Few institutions have as many alumni as The Ohio State University, with its 550,000 Buckeyes worldwide. But we all face similar challenges when it comes to keeping our alumni engaged at scale from afar.
Ohio State launched an online community called the Buckeye Room to solve those problems. They use the Buckeye Room to gather information on their alumni, solicit feedback, and keep them engaged.
We asked Molly Schmied, Director of Market Research & Insights in the Office of Advancement, to share more about the project and what other institutions can learn from it.
Could you explain to us what the Buckeye Room is, in brief? How did Ohio State conceive it?
The Ohio State University has over 550,000 living alumni around the world. These loyal graduates consider themselves Buckeyes for life. Yet for some, distance and busy lives prohibit them from being as intimately involved with the university as they would like. Understanding that keeping the connection alive is essential to furthering donor and alumni relations, the Office of Advancement turned to technology. We partnered with a firm called Vision Critical to establish the Buckeye Room, an exclusive online community designed to allow the university to solicit real-time feedback from alumni. The Buckeye Room engages alumni who want to provide input on issues and topics that are currently important to Ohio State. The ideas and experiences shared in the Buckeye Room help shape the university’s future.
People love to reminisce about their days in college. So, in addition to surveys and discussion boards that address Ohio State today, we make it a point to get people talking about the past. What were their favorite places to hang out? Did they meet their spouses while in college? What were their favorite Ohio State memories? These types of questions are peppered in with more operationally focused questions, creating a balance between fun and serious. The more engaging the discussions, the more frequently members participate in the research, and the more the university can learn from its alumni. I like to refer to the Buckeye Room as an insights community. It’s a community that is focused on collecting insights but has an engagement component as well. Engagement is purely meant for fun. The research, meanwhile, defines the insights that will drive the university forward.
How has the Buckeye Room been successful? What results has it generated for Ohio State?
We pay close attention to the information we gather from surveys and discussion boards and use what we learn to improve the overall alumni experience. Feedback generated through the Buckeye Room has led to a simpler way to order football tickets, a more user friendly web design, a cleaner layout for a departmental magazine, changes to the giving portal, and more. It even led to significant cost savings after we eliminated marketing materials that donors felt had little value.

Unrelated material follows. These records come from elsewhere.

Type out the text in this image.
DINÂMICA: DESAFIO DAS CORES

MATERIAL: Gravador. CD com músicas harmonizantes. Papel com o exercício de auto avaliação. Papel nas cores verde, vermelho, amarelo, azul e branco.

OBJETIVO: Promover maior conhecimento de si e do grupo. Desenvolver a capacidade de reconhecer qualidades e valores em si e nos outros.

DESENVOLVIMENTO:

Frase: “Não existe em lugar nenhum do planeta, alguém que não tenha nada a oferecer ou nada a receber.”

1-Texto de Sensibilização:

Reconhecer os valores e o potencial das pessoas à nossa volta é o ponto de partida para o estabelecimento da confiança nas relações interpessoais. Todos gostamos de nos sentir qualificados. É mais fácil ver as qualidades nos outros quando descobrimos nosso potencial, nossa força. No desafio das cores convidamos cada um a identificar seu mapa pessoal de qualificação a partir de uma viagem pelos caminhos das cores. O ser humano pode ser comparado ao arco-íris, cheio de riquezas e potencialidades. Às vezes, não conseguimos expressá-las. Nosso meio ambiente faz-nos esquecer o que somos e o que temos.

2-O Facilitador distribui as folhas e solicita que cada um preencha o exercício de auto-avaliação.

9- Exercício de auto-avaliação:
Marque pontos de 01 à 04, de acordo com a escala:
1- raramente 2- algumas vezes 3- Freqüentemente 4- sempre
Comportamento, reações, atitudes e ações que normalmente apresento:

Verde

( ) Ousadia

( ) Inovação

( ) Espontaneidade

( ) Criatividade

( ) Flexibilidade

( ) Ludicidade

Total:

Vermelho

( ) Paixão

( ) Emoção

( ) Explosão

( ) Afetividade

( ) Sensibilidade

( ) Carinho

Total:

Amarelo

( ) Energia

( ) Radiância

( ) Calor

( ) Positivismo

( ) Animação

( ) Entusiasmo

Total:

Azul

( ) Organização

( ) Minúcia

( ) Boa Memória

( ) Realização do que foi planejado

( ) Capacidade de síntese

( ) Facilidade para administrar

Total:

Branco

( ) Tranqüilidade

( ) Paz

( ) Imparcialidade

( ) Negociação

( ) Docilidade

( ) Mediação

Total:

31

In addition, certain members of the Buckeye Room were used to gauge interest in forming alumni societies for specific minority groups. The survey results indicated a high interest in these societies, and Buckeye Room members have since established the Asian/Asian-American Alumni Society and Hispanic-Hispanic-Latino Alumni Society.
On the engagement side, our community not only came up with the idea behind a marketing campaign, but also shaped it and saw a preview before it went live. Members said they wanted a look behind the scenes at Ohio State, so we teamed up with our marketing department to create a video series called With Buckeyes. This series featured Ohio State’s lesser-known departments and athletics programs, showing our students flying, dancing, running and racing. We shared these videos with our members before posting them on department websites and social media. Our open rates on these communication pieces were astounding. All of our share-back emails with members had an over 90 percent open rate.

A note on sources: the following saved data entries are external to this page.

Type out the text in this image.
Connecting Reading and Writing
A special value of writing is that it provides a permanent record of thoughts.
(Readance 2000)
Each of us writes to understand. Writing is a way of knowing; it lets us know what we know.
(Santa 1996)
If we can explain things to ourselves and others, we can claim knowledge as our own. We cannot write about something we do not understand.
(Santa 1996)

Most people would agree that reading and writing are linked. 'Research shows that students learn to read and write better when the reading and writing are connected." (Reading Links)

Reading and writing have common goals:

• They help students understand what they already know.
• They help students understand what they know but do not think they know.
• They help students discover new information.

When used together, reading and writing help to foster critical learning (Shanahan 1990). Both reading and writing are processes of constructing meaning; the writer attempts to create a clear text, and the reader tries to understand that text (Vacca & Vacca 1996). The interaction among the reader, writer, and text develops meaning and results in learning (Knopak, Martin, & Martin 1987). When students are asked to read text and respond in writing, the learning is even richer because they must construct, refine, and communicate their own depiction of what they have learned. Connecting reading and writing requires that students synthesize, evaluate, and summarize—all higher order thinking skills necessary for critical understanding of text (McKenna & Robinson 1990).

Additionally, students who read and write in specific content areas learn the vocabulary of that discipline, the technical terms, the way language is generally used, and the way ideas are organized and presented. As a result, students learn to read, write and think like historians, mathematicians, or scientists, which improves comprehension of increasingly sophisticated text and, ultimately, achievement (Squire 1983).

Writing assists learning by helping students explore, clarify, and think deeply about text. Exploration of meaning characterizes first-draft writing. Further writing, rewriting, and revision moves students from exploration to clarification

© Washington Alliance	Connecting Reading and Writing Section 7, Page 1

Are there any particular problems you’ve had to solve or challenges you’ve had to overcome in launching the Buckeye Room? How did you do so?
During our first year, we focused on research and having an occasional fun touchpoint: newsletters, quizzes, e-cards, etc. They were well-received, but they weren’t enough. We needed a deliberate strategy with engagement like we had for research. So as we entered our second year, I added a member to the Buckeye Room team (of one) and charged him with creating a separate cross-functional advisory group to build an engagement strategy, co-create ideas for engagement activities and lend its talents to execute the strategy.
A few valuable lessons learned during the process were:
PARTNER with an outside vendor for the expertise and software needed to execute efficiently and with excellence.
START WITH A PLAN. Prior to launching the insights community, be sure to have at least a six-month roadmap of research and engagement activities and the cooperation of internal stakeholders you will need to execute these projects. Try to line up your engagement roadmap with your editorial calendar.
PROJECT MANAGEMENT IS CRITICAL TO SUCCESS. Running a program like this requires at least one full-time employee. And while you must gain diverse input, make sure that one person owns and drives the entire process.
INVOLVE others across the organization. Collaboration with all departments within your organization is essential to buy-in and creativity. Create advisory boards separately dedicated to research and engagement. Be strategic about who you include (creatives, event planners, marketing, communications), and make the meetings fun – go off-site if you can.
EXPERIMENT. Position your community as a test kitchen for new ideas, marketing content, events and programs.
EVANGELIZE. Always believe in the project and be ready to sell it within your organization. Proving ROI is often difficult with market research, so it is important to keep a record of the impact your insights community is making.